As we sit tonight and watch another All-Star Game in a city that does not deserve one, let us reflect on how MLB has turned up its nose to New York City.
The last All-Star game in NYC was the 1977 game at Yankee Stadium. Prior to that, Shea Stadium represented NYC in 1964.
Since 1977 Pittsburgh has had 2 All-Star games ('94 & '06). San Diego 2 ('78 & '92), Seattle 2 ('79 & '01), Cleveland 2 ('81 & '97), Chicago 3 ('83, '90 & '03), Cleveland 2 ('81 & '97) and the State of Texas has had 3 ('86, '95 & '04).
Most of these multiples is a result of MLB's twisted policy of kissing good-bye the old stadiums and welcoming in the new. A policy that rewards owners who hold the fans hostage to have their taxes raised to build a new stadium so the owners can charge the fans $7 for a beer and $10 to park their car.
A policy that sounds like it was devised by a used car salesman from Milwaukee.
Oh yea, the fans. NYC will put over 7 million "fannies in the seats" this year. This will be the 2nd year that the Yankees are going over 4 million. The resurgent Mets should hit the 3 million mark. The Pirates are averaging 18,000 per game.

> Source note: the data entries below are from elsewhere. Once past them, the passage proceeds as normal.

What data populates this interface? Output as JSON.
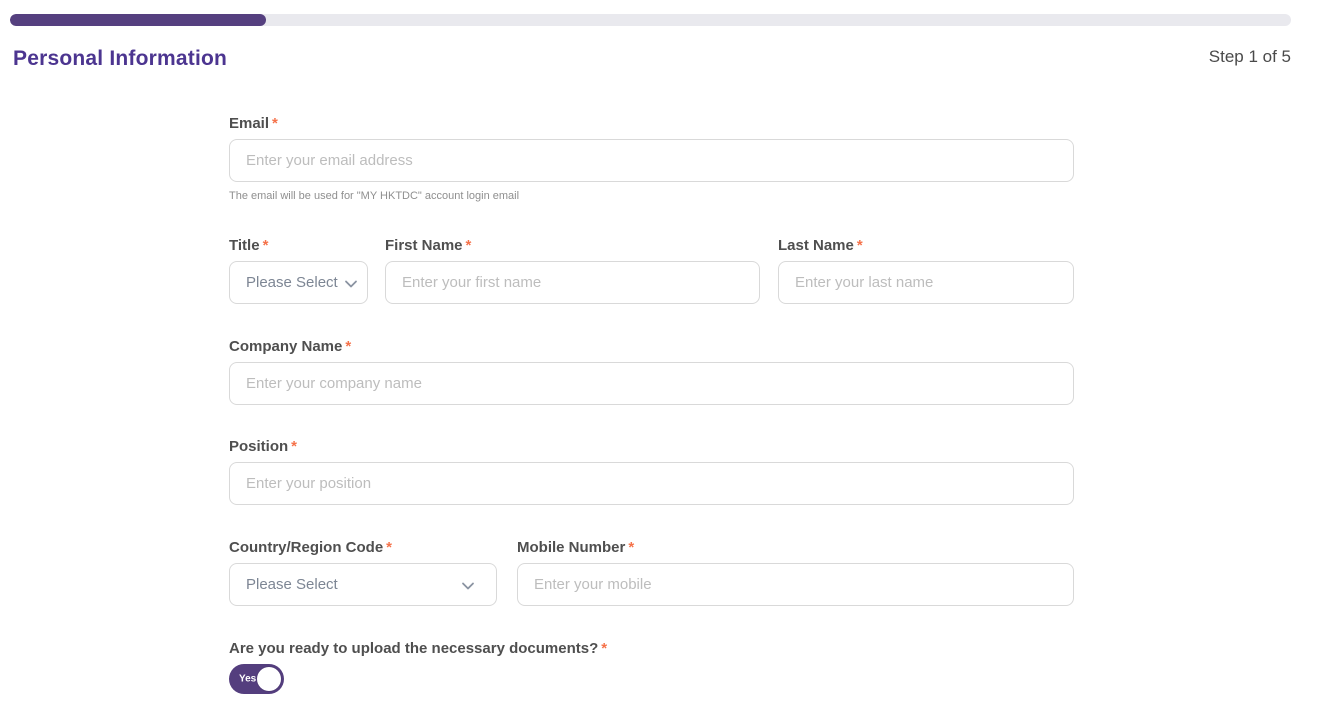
{
  "progress": {
    "percent": 20,
    "fill_color": "#55407f",
    "track_color": "#e9e9ee"
  },
  "header": {
    "title": "Personal Information",
    "step_label": "Step 1 of 5"
  },
  "colors": {
    "accent_purple": "#4c3590",
    "asterisk_orange": "#f5724a",
    "label_gray": "#4f4f4f",
    "placeholder_gray": "#bdbdbd",
    "border_gray": "#d9d9d9"
  },
  "icons": {
    "select_chevron": "chevron-down"
  },
  "form": {
    "email": {
      "label": "Email",
      "required": "*",
      "placeholder": "Enter your email address",
      "helper": "The email will be used for \"MY HKTDC\" account login email"
    },
    "title_select": {
      "label": "Title",
      "required": "*",
      "value": "Please Select"
    },
    "first_name": {
      "label": "First Name",
      "required": "*",
      "placeholder": "Enter your first name"
    },
    "last_name": {
      "label": "Last Name",
      "required": "*",
      "placeholder": "Enter your last name"
    },
    "company_name": {
      "label": "Company Name",
      "required": "*",
      "placeholder": "Enter your company name"
    },
    "position": {
      "label": "Position",
      "required": "*",
      "placeholder": "Enter your position"
    },
    "country_code": {
      "label": "Country/Region Code",
      "required": "*",
      "value": "Please Select"
    },
    "mobile": {
      "label": "Mobile Number",
      "required": "*",
      "placeholder": "Enter your mobile"
    },
    "upload_question": {
      "label": "Are you ready to upload the necessary documents?",
      "required": "*",
      "toggle_state": "Yes"
    }
  }
}
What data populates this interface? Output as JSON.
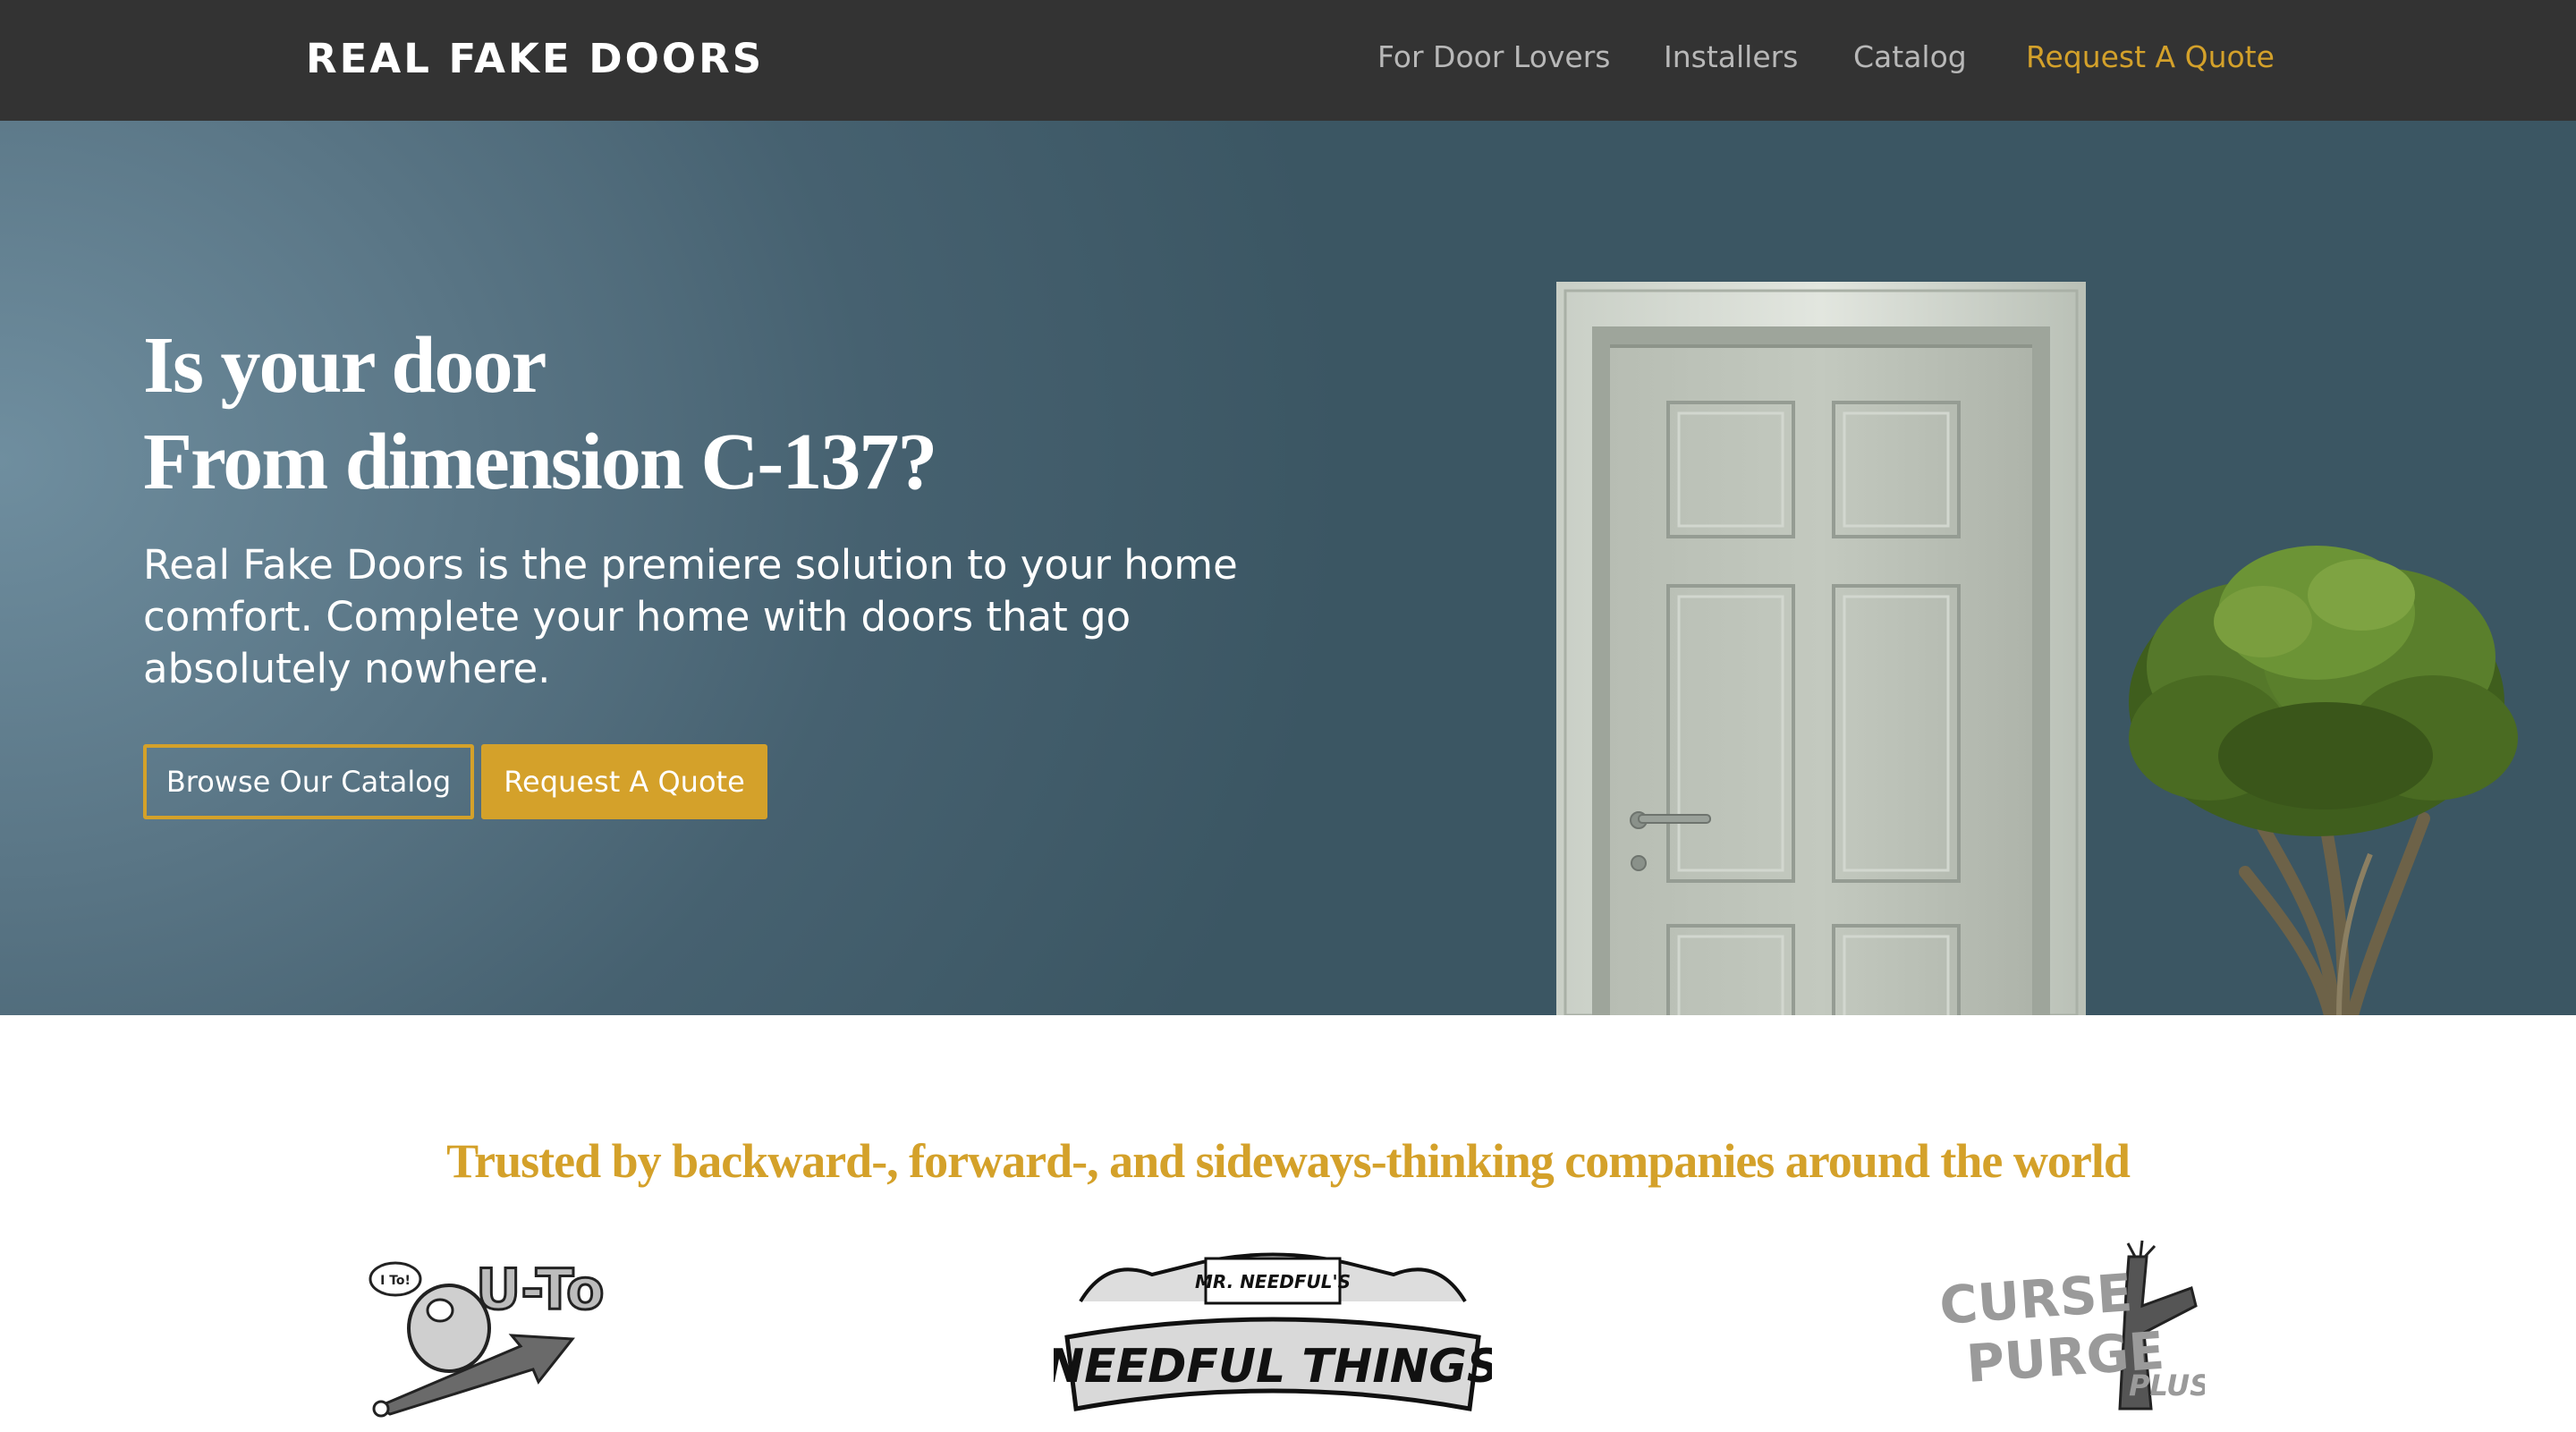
{
  "navbar": {
    "brand": "REAL FAKE DOORS",
    "links": [
      {
        "label": "For Door Lovers"
      },
      {
        "label": "Installers"
      },
      {
        "label": "Catalog"
      },
      {
        "label": "Request A Quote"
      }
    ]
  },
  "hero": {
    "title_line1": "Is your door",
    "title_line2": "From dimension C-137?",
    "text": "Real Fake Doors is the premiere solution to your home comfort. Complete your home with doors that go absolutely nowhere.",
    "btn_catalog": "Browse Our Catalog",
    "btn_quote": "Request A Quote"
  },
  "trusted": {
    "title": "Trusted by backward-, forward-, and sideways-thinking companies around the world",
    "logos": [
      {
        "text": "U-To",
        "bubble": "I To!"
      },
      {
        "top": "MR. NEEDFUL'S",
        "main": "NEEDFUL THINGS"
      },
      {
        "line1": "CURSE",
        "line2": "PURGE",
        "line3": "PLUS!"
      }
    ]
  },
  "colors": {
    "nav_bg": "#333333",
    "accent": "#d4a12a",
    "hero_bg": "#466170",
    "white": "#ffffff"
  }
}
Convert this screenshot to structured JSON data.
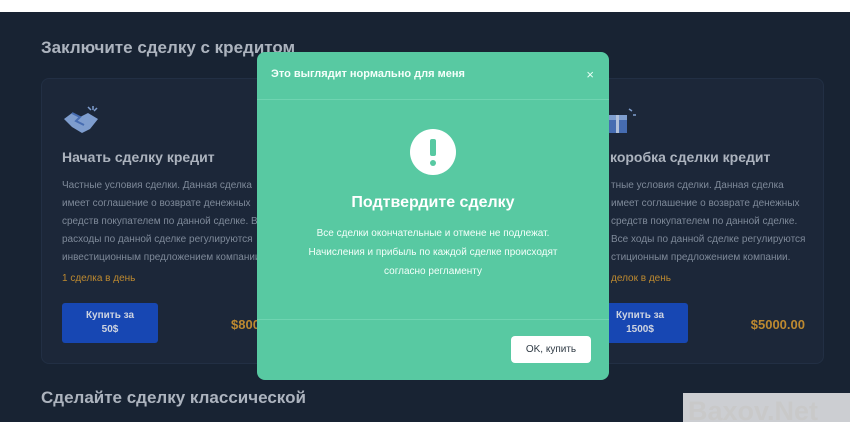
{
  "sections": {
    "credit_title": "Заключите сделку с кредитом",
    "classic_title": "Сделайте сделку классической"
  },
  "cards": {
    "left": {
      "icon": "handshake-icon",
      "title": "Начать сделку кредит",
      "description": "Частные условия сделки. Данная сделка имеет соглашение о возврате денежных средств покупателем по данной сделке. Все расходы по данной сделке регулируются инвестиционным предложением компании.",
      "limit": "1 сделка в день",
      "buy_line1": "Купить за",
      "buy_line2": "50$",
      "price": "$800"
    },
    "right": {
      "icon": "gift-box-icon",
      "title": "коробка сделки кредит",
      "description": "тные условия сделки. Данная сделка имеет соглашение о возврате денежных средств покупателем по данной сделке. Все ходы по данной сделке регулируются стиционным предложением компании.",
      "limit": "делок в день",
      "buy_line1": "Купить за",
      "buy_line2": "1500$",
      "price": "$5000.00"
    }
  },
  "modal": {
    "header_title": "Это выглядит нормально для меня",
    "close_symbol": "×",
    "icon": "exclamation-circle-icon",
    "title": "Подтвердите сделку",
    "body_line1": "Все сделки окончательные и отмене не подлежат.",
    "body_line2": "Начисления и прибыль по каждой сделке происходят",
    "body_line3": "согласно регламенту",
    "ok_label": "OK, купить"
  },
  "watermark": "Baxov.Net",
  "colors": {
    "background": "#1b2637",
    "modal": "#58c9a2",
    "accent_button": "#1a4fc9",
    "price": "#d69a34"
  }
}
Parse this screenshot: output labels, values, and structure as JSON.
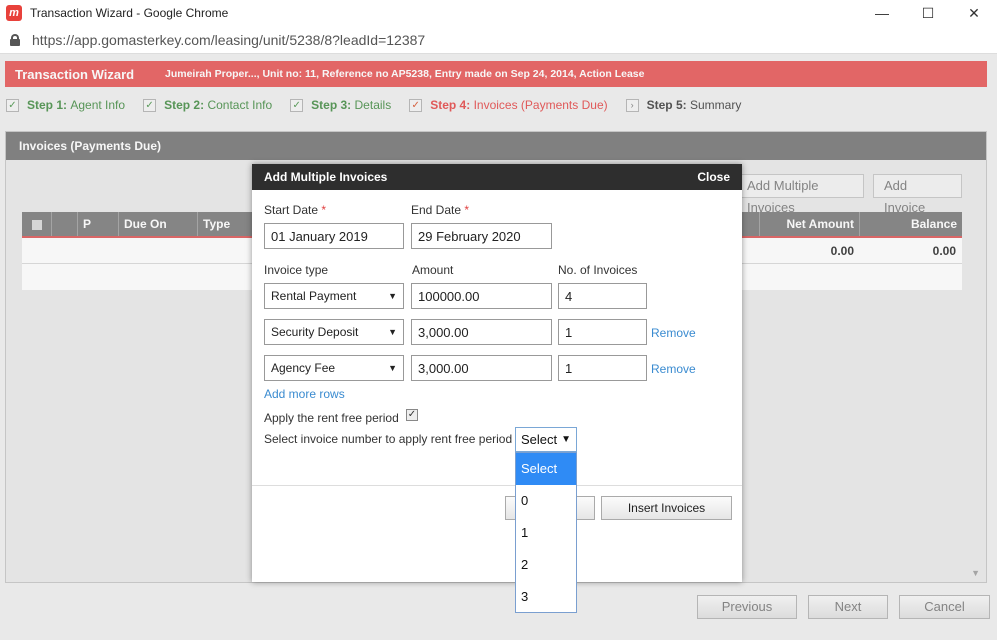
{
  "window": {
    "title": "Transaction Wizard - Google Chrome",
    "logo": "m",
    "url": "https://app.gomasterkey.com/leasing/unit/5238/8?leadId=12387",
    "minimize": "—",
    "maximize": "☐",
    "close": "✕"
  },
  "wizard": {
    "title": "Transaction Wizard",
    "info": "Jumeirah Proper..., Unit no: 11, Reference no AP5238, Entry made on Sep 24, 2014, Action Lease"
  },
  "steps": [
    {
      "num": "Step 1:",
      "label": "Agent Info",
      "state": "done",
      "mark": "✓"
    },
    {
      "num": "Step 2:",
      "label": "Contact Info",
      "state": "done",
      "mark": "✓"
    },
    {
      "num": "Step 3:",
      "label": "Details",
      "state": "done",
      "mark": "✓"
    },
    {
      "num": "Step 4:",
      "label": "Invoices (Payments Due)",
      "state": "active",
      "mark": "✓"
    },
    {
      "num": "Step 5:",
      "label": "Summary",
      "state": "pending",
      "mark": "›"
    }
  ],
  "panel": {
    "title": "Invoices (Payments Due)",
    "add_multiple": "Add Multiple Invoices",
    "add_invoice": "Add Invoice",
    "columns": [
      "",
      "P No.",
      "Due On",
      "Type",
      "Net Amount",
      "Balance"
    ],
    "net_total": "0.00",
    "balance_total": "0.00"
  },
  "footer": {
    "previous": "Previous",
    "next": "Next",
    "cancel": "Cancel"
  },
  "modal": {
    "title": "Add Multiple Invoices",
    "close": "Close",
    "start_date_label": "Start Date",
    "end_date_label": "End Date",
    "required_mark": "*",
    "start_date": "01 January 2019",
    "end_date": "29 February 2020",
    "invoice_type_label": "Invoice type",
    "amount_label": "Amount",
    "count_label": "No. of Invoices",
    "rows": [
      {
        "type": "Rental Payment",
        "amount": "100000.00",
        "count": "4",
        "remove": ""
      },
      {
        "type": "Security Deposit",
        "amount": "3,000.00",
        "count": "1",
        "remove": "Remove"
      },
      {
        "type": "Agency Fee",
        "amount": "3,000.00",
        "count": "1",
        "remove": "Remove"
      }
    ],
    "add_more_rows": "Add more rows",
    "rent_free_label": "Apply the rent free period",
    "rent_free_checked": true,
    "rent_free_select_label": "Select invoice number to apply rent free period",
    "rent_free_select_value": "Select",
    "insert_button": "Insert Invoices"
  },
  "dropdown": {
    "options": [
      "Select",
      "0",
      "1",
      "2",
      "3"
    ],
    "selected": "Select"
  },
  "colors": {
    "accent_red": "#ea6a6a",
    "step_done": "#5a9a5a",
    "link_blue": "#3a8bd0",
    "select_highlight": "#2f8bf5"
  }
}
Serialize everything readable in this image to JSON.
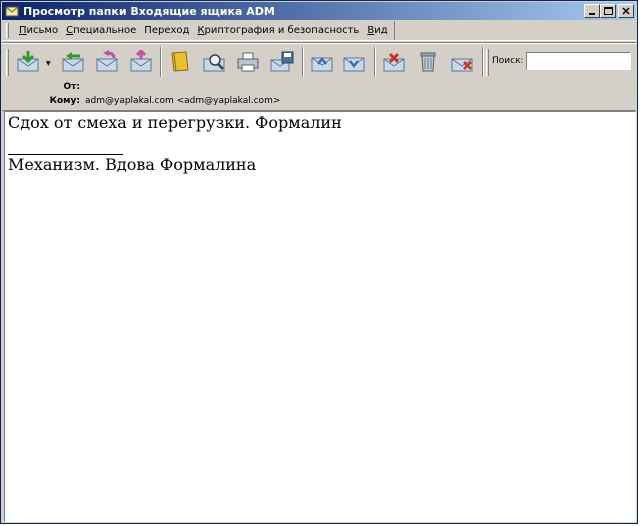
{
  "window": {
    "title": "Просмотр папки Входящие ящика ADM",
    "minimize": "_",
    "maximize": "□",
    "close": "✕"
  },
  "menu": {
    "items": [
      {
        "first": "П",
        "rest": "исьмо"
      },
      {
        "first": "С",
        "rest": "пециальное"
      },
      {
        "first": "П",
        "rest": "ереход"
      },
      {
        "first": "К",
        "rest": "риптография и безопасность"
      },
      {
        "first": "В",
        "rest": "ид"
      }
    ]
  },
  "toolbar": {
    "buttons": [
      "get-mail-icon",
      "reply-icon",
      "reply-all-icon",
      "forward-icon",
      "address-book-icon",
      "find-icon",
      "print-icon",
      "save-icon",
      "previous-icon",
      "next-icon",
      "mark-junk-icon",
      "trash-icon",
      "delete-icon"
    ],
    "search_label": "Поиск:",
    "search_value": ""
  },
  "headers": {
    "from_label": "От:",
    "from_value": "",
    "to_label": "Кому:",
    "to_value": "adm@yaplakal.com <adm@yaplakal.com>"
  },
  "message": {
    "line1": "Сдох от смеха и перегрузки. Формалин",
    "signature": "Механизм. Вдова Формалина"
  },
  "colors": {
    "titlebar_start": "#0a246a",
    "titlebar_end": "#a6caf0",
    "chrome": "#d4d0c8"
  }
}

The NYC market puts more money in MLB's coffers than any other market. The Yankees road attendance is unmatched. The largest crowds of the year are when the Yankees come to town. In some locations it's the only sell-out those teams will see. The Yankees sell more merchandise than any other team WORLD WIDE.
MLB sells the All-Star game as the fans game. How does MLB reward the fans of NY baseball? They don't. They just take the money and run. If it really was for the fans NYC would have had at least 2 games since 1977.
A final note, to celebrate Barroid Bond's anabolic carrer, San Fransisco will host the 2007 game. Their 2nd since 1977.